Severus avait du mal à réaliser que le gryffondor l'avait à nouveau embrassé. Pour la deuxième fois. Et que lui, il n'avait eu d'autre choix que de partir pour ne pas céder à l'envie de répondre à ce baiser... Qu'est-ce qui lui était passé par la tête ? La folie de Black avait bel et bien fini par l'atteindre, pensa-t-il. Même si au fond Severus savait parfaitement qu'un trouble mental n'a rien de contagieux, il s'accrocha néanmoins à cette explication. Parce que sinon quoi ? Il aurait dû admettre... qu'il avait véritablement eu envie d'embrasser Black ? Que ce désir lui appartenait pleinement ? Hors de question. Jamais Severus n'aurait pu admettre une chose pareille. Être attiré par Sirius Black... L'un des fléaux de sa jeune existence...
Son esprit divagua, et il revit des images de ce qu'il s'était passé un peu plus tôt dans la soirée. Black s'approchant de lui. Black l'embrassant. La sensation de ses lèvres contre les siennes... Son souffle se mêlant au sien...
Severus rabattit sa couverture, agacé, avant de se perdre à nouveau dans ses pensées bien malgré lui. Cette fois ce furent des images de ce qui aurait pu se passer qui s'imposèrent à son esprit. S'il avait répondu au baiser... S'il avait goûté à ses lèvres...

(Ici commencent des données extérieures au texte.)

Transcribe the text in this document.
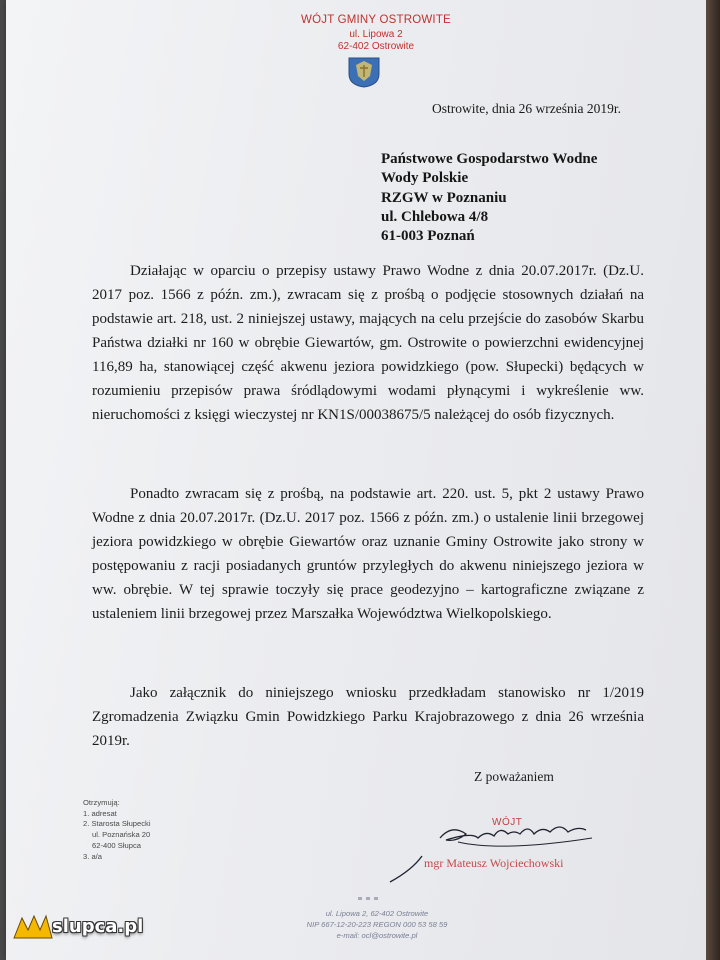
WÓJT GMINY OSTROWITE
ul. Lipowa 2
62-402 Ostrowite
Ostrowite, dnia 26 września 2019r.
Państwowe Gospodarstwo Wodne
Wody Polskie
RZGW w Poznaniu
ul. Chlebowa 4/8
61-003 Poznań

Działając w oparciu o przepisy ustawy Prawo Wodne z dnia 20.07.2017r. (Dz.U. 2017 poz. 1566 z późn. zm.), zwracam się z prośbą o podjęcie stosownych działań na podstawie art. 218, ust. 2 niniejszej ustawy, mających na celu przejście do zasobów Skarbu Państwa działki nr 160 w obrębie Giewartów, gm. Ostrowite o powierzchni ewidencyjnej 116,89 ha, stanowiącej część akwenu jeziora powidzkiego (pow. Słupecki) będących w rozumieniu przepisów prawa śródlądowymi wodami płynącymi i wykreślenie ww. nieruchomości z księgi wieczystej nr KN1S/00038675/5 należącej do osób fizycznych.

Ponadto zwracam się z prośbą, na podstawie art. 220. ust. 5, pkt 2 ustawy Prawo Wodne z dnia 20.07.2017r. (Dz.U. 2017 poz. 1566 z późn. zm.) o ustalenie linii brzegowej jeziora powidzkiego w obrębie Giewartów oraz uznanie Gminy Ostrowite jako strony w postępowaniu z racji posiadanych gruntów przyległych do akwenu niniejszego jeziora w ww. obrębie. W tej sprawie toczyły się prace geodezyjno – kartograficzne związane z ustaleniem linii brzegowej przez Marszałka Województwa Wielkopolskiego.

Jako załącznik do niniejszego wniosku przedkładam stanowisko nr 1/2019 Zgromadzenia Związku Gmin Powidzkiego Parku Krajobrazowego z dnia 26 września 2019r.

Z poważaniem
Otrzymują:
1. adresat
2. Starosta Słupecki
ul. Poznańska 20
62-400 Słupca
3. a/a
WÓJT
mgr Mateusz Wojciechowski
ul. Lipowa 2, 62-402 Ostrowite
NIP 667-12-20-223 REGON 000 53 58 59
e-mail: ocl@ostrowite.pl
slupca.pl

Severus se mit une baffe mentale.
Il ne devait penser à tout ça, et ne devait même pas y prêter attention. Ça finirait par passer – de toute façon, tout ça n'était qu'une grossière erreur, rien de plus. Severus tenta de se persuader que lui et le gryffondor oublieraient ce qu'il s'était passé et que jamais plus cela ne se reproduirait.
C'est alors qu'il se figea : il se rappela qu'il était censé avoir une dernière session de travail avec Back le samedi suivant. A cette idée il se sentit blêmir.
Severus se leva précipitamment, chassant cette pensée. Non, il ne se passerait rien de cet ordre samedi prochain. Il ne penserait même pas à cette éventualité une seule seconde.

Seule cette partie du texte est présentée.